Der Standard ist sieben bis zehn Jahre, die Mindestvertragslaufzeit liegt bei stillen Beteiligungen bei fünf Jahren. Nach fünf Jahren besteht ein ordentliches Kündigungsrecht des Beteiligungsnehmers.

Werden Unternehmer bei Ihnen mit Steuerberater und Anwalt vorstellig, oder stellen Sie ihm Profis zur Seite?

Oft sind Unternehmensberater involviert, die den Kontakt zu uns herstellen. Es kommt aber auch vor, dass wir dem Unternehmer raten, sich Unterstützung zu holen, gegebenenfalls stellen wir die Kontakte her.

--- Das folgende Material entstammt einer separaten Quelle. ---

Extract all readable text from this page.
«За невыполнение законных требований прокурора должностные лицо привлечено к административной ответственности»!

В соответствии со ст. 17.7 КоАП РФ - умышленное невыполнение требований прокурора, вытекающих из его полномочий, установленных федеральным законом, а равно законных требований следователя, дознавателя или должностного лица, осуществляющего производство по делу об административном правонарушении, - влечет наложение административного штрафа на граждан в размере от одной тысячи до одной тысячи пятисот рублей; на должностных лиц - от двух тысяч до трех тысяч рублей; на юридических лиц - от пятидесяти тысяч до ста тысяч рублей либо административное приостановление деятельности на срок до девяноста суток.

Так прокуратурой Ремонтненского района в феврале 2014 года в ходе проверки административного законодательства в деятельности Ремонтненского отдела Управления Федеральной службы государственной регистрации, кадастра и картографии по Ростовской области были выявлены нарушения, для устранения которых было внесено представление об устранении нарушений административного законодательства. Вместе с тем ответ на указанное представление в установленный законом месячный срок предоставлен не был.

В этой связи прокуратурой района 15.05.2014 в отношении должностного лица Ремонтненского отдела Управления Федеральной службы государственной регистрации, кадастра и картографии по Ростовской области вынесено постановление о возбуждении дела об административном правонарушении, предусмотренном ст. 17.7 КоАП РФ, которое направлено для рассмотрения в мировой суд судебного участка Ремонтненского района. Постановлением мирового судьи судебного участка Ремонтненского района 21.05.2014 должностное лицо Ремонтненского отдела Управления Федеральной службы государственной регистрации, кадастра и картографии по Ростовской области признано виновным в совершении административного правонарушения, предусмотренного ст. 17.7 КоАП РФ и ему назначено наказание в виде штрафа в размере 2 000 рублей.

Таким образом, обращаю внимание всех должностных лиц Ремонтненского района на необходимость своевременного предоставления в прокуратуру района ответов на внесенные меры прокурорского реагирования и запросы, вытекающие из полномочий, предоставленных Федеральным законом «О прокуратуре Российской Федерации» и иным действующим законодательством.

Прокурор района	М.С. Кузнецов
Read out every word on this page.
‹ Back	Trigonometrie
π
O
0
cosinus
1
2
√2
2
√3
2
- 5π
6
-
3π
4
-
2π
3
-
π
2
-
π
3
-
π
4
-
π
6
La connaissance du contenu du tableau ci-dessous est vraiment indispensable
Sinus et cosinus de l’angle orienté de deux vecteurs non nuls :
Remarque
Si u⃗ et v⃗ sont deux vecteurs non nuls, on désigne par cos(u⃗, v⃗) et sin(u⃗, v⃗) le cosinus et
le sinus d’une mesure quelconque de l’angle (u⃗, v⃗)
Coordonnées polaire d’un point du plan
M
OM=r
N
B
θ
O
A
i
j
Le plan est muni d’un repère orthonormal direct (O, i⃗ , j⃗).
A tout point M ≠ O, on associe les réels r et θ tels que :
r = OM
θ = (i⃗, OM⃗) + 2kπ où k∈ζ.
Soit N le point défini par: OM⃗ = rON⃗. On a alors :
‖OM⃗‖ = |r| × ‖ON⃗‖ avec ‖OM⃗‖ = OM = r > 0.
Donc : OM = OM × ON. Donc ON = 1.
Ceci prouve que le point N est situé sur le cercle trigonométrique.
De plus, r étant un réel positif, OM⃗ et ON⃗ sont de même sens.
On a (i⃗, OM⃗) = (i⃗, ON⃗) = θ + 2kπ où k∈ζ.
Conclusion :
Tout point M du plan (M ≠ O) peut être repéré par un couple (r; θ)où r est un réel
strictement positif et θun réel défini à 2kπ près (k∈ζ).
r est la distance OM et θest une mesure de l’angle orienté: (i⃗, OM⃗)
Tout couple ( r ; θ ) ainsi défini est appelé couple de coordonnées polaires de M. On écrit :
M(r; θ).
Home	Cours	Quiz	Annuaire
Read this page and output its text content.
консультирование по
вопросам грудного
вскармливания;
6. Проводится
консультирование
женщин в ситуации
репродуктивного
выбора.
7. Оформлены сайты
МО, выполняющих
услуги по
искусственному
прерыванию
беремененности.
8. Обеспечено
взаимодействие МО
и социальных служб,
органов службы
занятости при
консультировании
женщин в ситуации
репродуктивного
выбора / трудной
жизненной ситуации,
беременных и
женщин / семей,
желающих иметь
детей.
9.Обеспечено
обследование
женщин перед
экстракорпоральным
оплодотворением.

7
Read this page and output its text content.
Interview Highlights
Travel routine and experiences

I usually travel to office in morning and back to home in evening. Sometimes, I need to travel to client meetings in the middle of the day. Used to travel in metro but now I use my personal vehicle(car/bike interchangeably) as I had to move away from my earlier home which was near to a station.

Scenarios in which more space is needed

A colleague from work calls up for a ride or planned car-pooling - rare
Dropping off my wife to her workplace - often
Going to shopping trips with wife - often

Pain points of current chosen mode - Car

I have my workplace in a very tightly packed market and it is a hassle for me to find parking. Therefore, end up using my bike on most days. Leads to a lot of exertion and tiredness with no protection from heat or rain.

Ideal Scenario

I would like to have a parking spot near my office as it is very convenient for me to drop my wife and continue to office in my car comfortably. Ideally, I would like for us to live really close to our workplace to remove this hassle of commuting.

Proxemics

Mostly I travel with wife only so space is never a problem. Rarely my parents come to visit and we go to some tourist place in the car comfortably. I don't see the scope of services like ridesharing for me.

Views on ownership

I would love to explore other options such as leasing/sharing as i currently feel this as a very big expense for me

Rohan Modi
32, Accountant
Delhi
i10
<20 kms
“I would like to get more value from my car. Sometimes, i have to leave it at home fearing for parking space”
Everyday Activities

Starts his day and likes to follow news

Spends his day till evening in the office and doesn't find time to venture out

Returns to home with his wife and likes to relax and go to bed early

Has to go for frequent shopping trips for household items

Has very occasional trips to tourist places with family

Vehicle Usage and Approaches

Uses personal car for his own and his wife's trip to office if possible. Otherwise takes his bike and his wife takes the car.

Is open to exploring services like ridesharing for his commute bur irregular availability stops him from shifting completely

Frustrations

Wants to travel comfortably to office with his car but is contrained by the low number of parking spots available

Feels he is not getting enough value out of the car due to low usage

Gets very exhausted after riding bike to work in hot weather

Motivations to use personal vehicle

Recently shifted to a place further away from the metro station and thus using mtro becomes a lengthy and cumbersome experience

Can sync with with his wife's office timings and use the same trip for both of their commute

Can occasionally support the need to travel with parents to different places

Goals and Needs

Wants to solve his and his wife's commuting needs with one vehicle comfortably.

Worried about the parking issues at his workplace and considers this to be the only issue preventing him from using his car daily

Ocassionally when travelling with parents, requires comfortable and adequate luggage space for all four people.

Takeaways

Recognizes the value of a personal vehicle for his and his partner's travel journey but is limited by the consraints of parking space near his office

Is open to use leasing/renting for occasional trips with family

Die Anwälte unserer Kunden prüfen den Vertrag, wir stehen beratend zur Seite.

Welche Fehler können passieren?

Fehler resultieren aus einer unrealistischen Planung oder Unwägbarkeiten im Kapitalbedarf, typisches Beispiel sind Baukostenüberschreitungen. Wir empfehlen generell, Experten hinzuzuziehen, etwa den Betriebsberater der Handwerkskammern und einen Steuerberater.

Vielen Dank für das Gespräch!

Guy Selbherr

Guy Selbherr ist Vorstand der Bürgschaftsbank Baden-Württemberg

Guy Selbherr ist Vorstand der Bürgschaftsbank Baden-Württemberg und Geschäftsführer der MBG Baden-Württemberg. handwerk magazin befragte ihn zu den Vorteilen, sich eine Beteiligungsgesellschaft mit ins Boot zu holen.